L’objet de votre amendement est de prévoir la possibilité d’expérimenter, en quelque sorte, la gestion de l’eau par les régions.

Cependant, la France a fait en 1964 un choix dont nous ne pouvons que nous louer, celui d’une gestion de l’eau par bassin versant. Ce choix a été repris par la directive-cadre sur l’eau, et je constate que ce choix se généralise progressivement à l’ensemble de l’Europe.

Si l’on peut effectivement concevoir, pour certaines régions, une cohérence entre le territoire régional et la logique de bassin - on songe naturellement à l’Alsace -, cette cohérence est difficile à trouver pour les grands fleuves couvrant le territoire de plusieurs régions. Vous avez évoqué le cas de la Bretagne : cette région est couverte par le bassin Loire-Bretagne, mais la Loire intéresse également beaucoup d’autres régions.
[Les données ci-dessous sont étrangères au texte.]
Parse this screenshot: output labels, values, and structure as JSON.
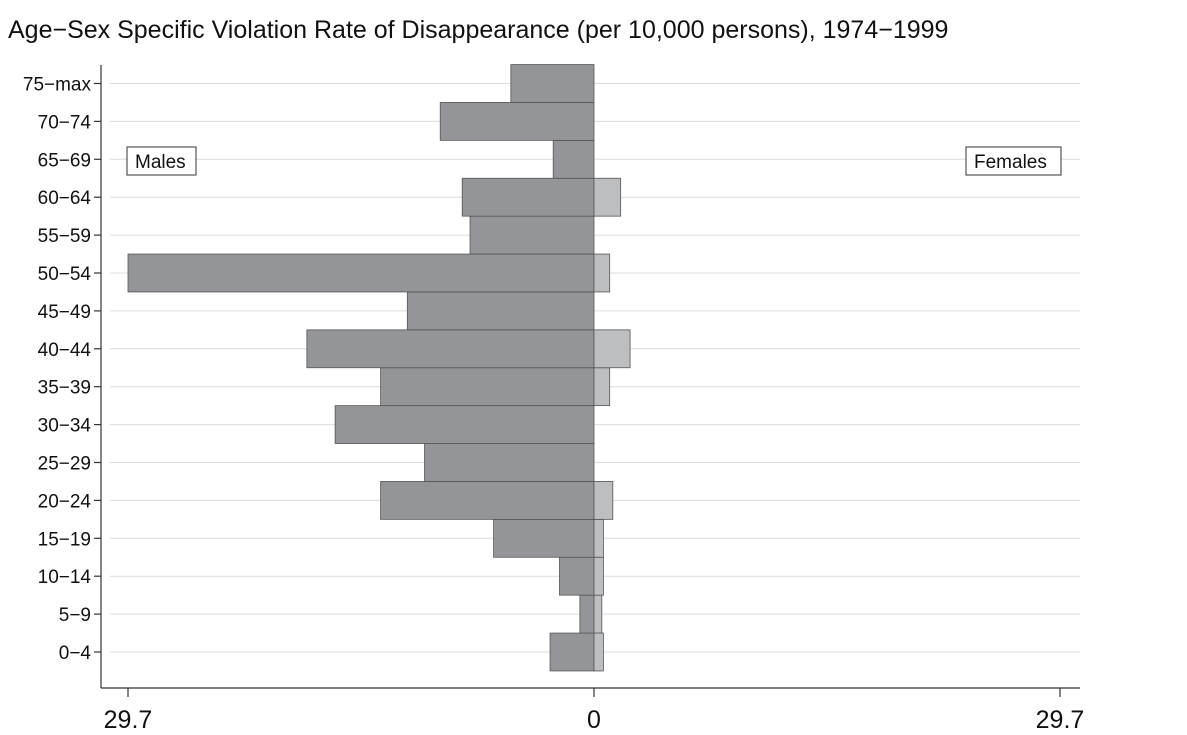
{
  "chart_data": {
    "type": "bar",
    "orientation": "horizontal",
    "subtype": "population-pyramid",
    "title": "Age−Sex Specific Violation Rate of Disappearance (per 10,000 persons), 1974−1999",
    "categories": [
      "0−4",
      "5−9",
      "10−14",
      "15−19",
      "20−24",
      "25−29",
      "30−34",
      "35−39",
      "40−44",
      "45−49",
      "50−54",
      "55−59",
      "60−64",
      "65−69",
      "70−74",
      "75−max"
    ],
    "series": [
      {
        "name": "Males",
        "side": "left",
        "color": "#939598",
        "values": [
          2.8,
          0.9,
          2.2,
          6.4,
          13.6,
          10.8,
          16.5,
          13.6,
          18.3,
          11.9,
          29.7,
          7.9,
          8.4,
          2.6,
          9.8,
          5.3
        ]
      },
      {
        "name": "Females",
        "side": "right",
        "color": "#bcbec0",
        "values": [
          0.6,
          0.5,
          0.6,
          0.6,
          1.2,
          0.0,
          0.0,
          1.0,
          2.3,
          0.0,
          1.0,
          0.0,
          1.7,
          0.0,
          0.0,
          0.0
        ]
      }
    ],
    "x_ticks": [
      "29.7",
      "0",
      "29.7"
    ],
    "xlim": [
      -29.7,
      29.7
    ],
    "grid": true,
    "legend_placement": "inside-top-left-and-top-right"
  }
}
Par ailleurs, aux termes de la loi organique du 1er août 2003, les expérimentations qui peuvent être menées doivent être susceptibles d’être étendues, si elles ont réussi, à tout le territoire. Cela signifie qu’une nouvelle compétence régionale en matière de gestion de l’eau ne pourrait faire l’objet d’une expérimentation que s’il était envisageable, le cas échéant, de l’étendre à l’ensemble des régions françaises. Or c’est là que se situe le problème : les bassins hydrographiques dépassent largement les territoires des régions.

Ce que vous proposez pourrait sans doute s’appliquer en Alsace. En Bretagne, ce serait déjà beaucoup plus difficile, à moins de faire sortir, en quelque sorte, la Loire de la Bretagne, ce qui poserait peut-être un problème à la Loire-Atlantique...

En tout état de cause, très peu de régions sont susceptibles de se prêter au dispositif que vous avez imaginé. C’est pourquoi il ne me paraît pas possible d’envisager une telle expérimentation.

J’ajoute qu’il s’agit aussi de compétences qui concernent directement l’Etat. Il semble difficile que l’Etat se dessaisisse complètement d’une compétence et d’un contrôle sur la gestion et la protection de l’eau alors qu’il reste, face aux institutions européennes, seul responsable de la bonne application des directives.

Enfin, on peut se demander s’il serait bien pertinent d’ajouter un autre acteur dans la gestion de l’eau, en l’occurrence la région, alors même que, comme le disait le rapporteur, celle-ci exerce déjà des compétences aussi nombreuses qu’importantes. Gardons-nous du risque de créer une confusion entre les différents acteurs de la gestion de l’eau. Mieux vaut aller dans le sens de la clarification, comme nous le proposons avec ce projet de loi.

Telles sont les raisons pour lesquelles j’émets un avis défavorable sur cet amendement, après avoir, croyez-le bien, madame la sénatrice, soigneusement analysé votre proposition.

M. le président. Je mets aux voix l’amendement n° 523.